Bizim önce şunu bir ant gibi, vird gibi, zikr gibi tekrar etmemiz gerekiyor: Allah Resulü aleyhissalatuvesselamdan sonra hiçbirimiz tastamamın mirasçısı olamayacağız. Onun 'bütüne ayna olabilir' varlığının aramızdan çekilmesiyle bütünün haberi de kesildi. Biz aklımızla/kalbimizle acze düştük. Bundan sonrası parçalar zamanıdır. Parçalar da parçalıklarını doğru bir şekilde icra edebilmek için bütün olmadıklarını kabul etmeye muhtaçtırlar. Cemaatlerin/tarikatlerin öncelikle bununla yüzleşmesi gerekiyor. Ve belki, müellifinin 'onbeş günde bir okunmalı' dediği İhlas Risalesi de, bizi, bu hakikatle yüzleşmeye çağırıyor.

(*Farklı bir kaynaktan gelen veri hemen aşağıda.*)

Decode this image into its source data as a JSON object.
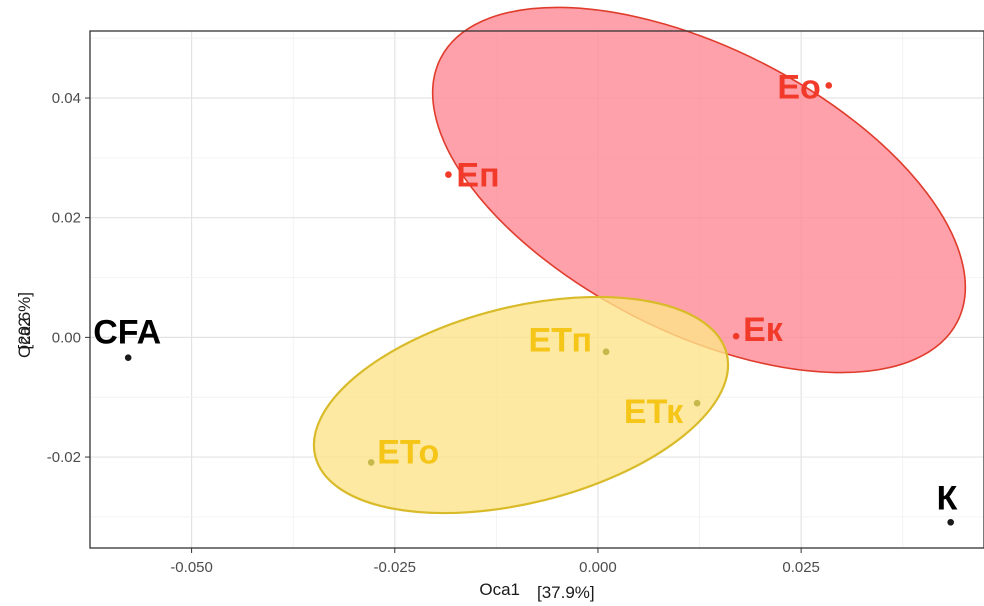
{
  "chart_data": {
    "type": "scatter",
    "title": "",
    "xlabel": "Оса1",
    "xlabel_pct": "[37.9%]",
    "ylabel": "Оса2",
    "ylabel_pct": "[20.6%]",
    "xlim": [
      -0.0625,
      0.0475
    ],
    "ylim": [
      -0.0352,
      0.0512
    ],
    "grid": true,
    "x_ticks": [
      -0.05,
      -0.025,
      0.0,
      0.025
    ],
    "x_tick_labels": [
      "-0.050",
      "-0.025",
      "0.000",
      "0.025"
    ],
    "y_ticks": [
      -0.02,
      0.0,
      0.02,
      0.04
    ],
    "y_tick_labels": [
      "-0.02",
      "0.00",
      "0.02",
      "0.04"
    ],
    "points": [
      {
        "label": "Ео",
        "x": 0.0284,
        "y": 0.0421,
        "group": "E"
      },
      {
        "label": "Еп",
        "x": -0.0184,
        "y": 0.0272,
        "group": "E"
      },
      {
        "label": "Ек",
        "x": 0.017,
        "y": 0.0002,
        "group": "E"
      },
      {
        "label": "ЕТп",
        "x": 0.001,
        "y": -0.0024,
        "group": "ET"
      },
      {
        "label": "ЕТк",
        "x": 0.0122,
        "y": -0.011,
        "group": "ET"
      },
      {
        "label": "ЕТо",
        "x": -0.0279,
        "y": -0.0209,
        "group": "ET"
      },
      {
        "label": "CFA",
        "x": -0.0578,
        "y": -0.0034,
        "group": "other"
      },
      {
        "label": "К",
        "x": 0.0434,
        "y": -0.0309,
        "group": "other"
      }
    ],
    "groups": {
      "E": {
        "point_color": "#f23a2a",
        "label_color": "#f23a2a",
        "fill": "#ff8a96",
        "stroke": "#e03c2c"
      },
      "ET": {
        "point_color": "#c6b84a",
        "label_color": "#f5c518",
        "fill": "#fde38a",
        "stroke": "#d9bb2a"
      },
      "other": {
        "point_color": "#1a1a1a",
        "label_color": "#000000"
      }
    }
  }
}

Bu cemaat asabiyetlerinin/enaniyetlerinin oluşmasını engelleyecek yegane şeydir. Kendisini parça olarak görmeyen bütünlükler asabiyetlere, kendisini parça olarak görmeyen bireysellikler ise enaniyetlere sebep olurlar. Asabiyeti kardeşlikten ayıran en önemli nüans budur. Kardeşlik daha büyük bir parçayı gördüğünde ona dahil olmaya hazır bir bütünlüktür. Asabiyet kendisinden başka/büyük bir bütün kabul etmeyen parçacılıktır. Parçasının büyümesi adına bütünün sağlığına kasteden bir kanserdir. Biraz da bu yüzden, mürşidim, 'onbeş günde bir okunmalı' dediği İhlas Risalesi'nde bizi 'metbuiyete (kendisine tâbi olunmaya)' değil, 'tâbiiyete (başkasına tâbi olmaya)' çağırır:

"Bu mühim marazın merhemi ve ilâcı, 'El-hubbu fillâh' sırrıyla, tarik-i hakta gidenlere refakatle iftihar etmek; ve arkalarından gitmek; ve imamlık şerefini onlara bırakmak; ve o hak yolunda kim olursa olsun kendinden daha iyi olduğunun ihtimaliyle enâniyetinden vazgeçip ihlâsı kazanmak; ve ihlâsla bir dirhem amel, ihlâssız batmanlarla amellere râcih olduğunu bilmekle ve tâbiiyeti dahi, sebeb-i mes'uliyet ve hatarlı olan metbûiyete tercih etmekle o marazdan kurtulur ve ihlâsı kazanır, vazife-i uhreviyesini hakkıyla yapabilir."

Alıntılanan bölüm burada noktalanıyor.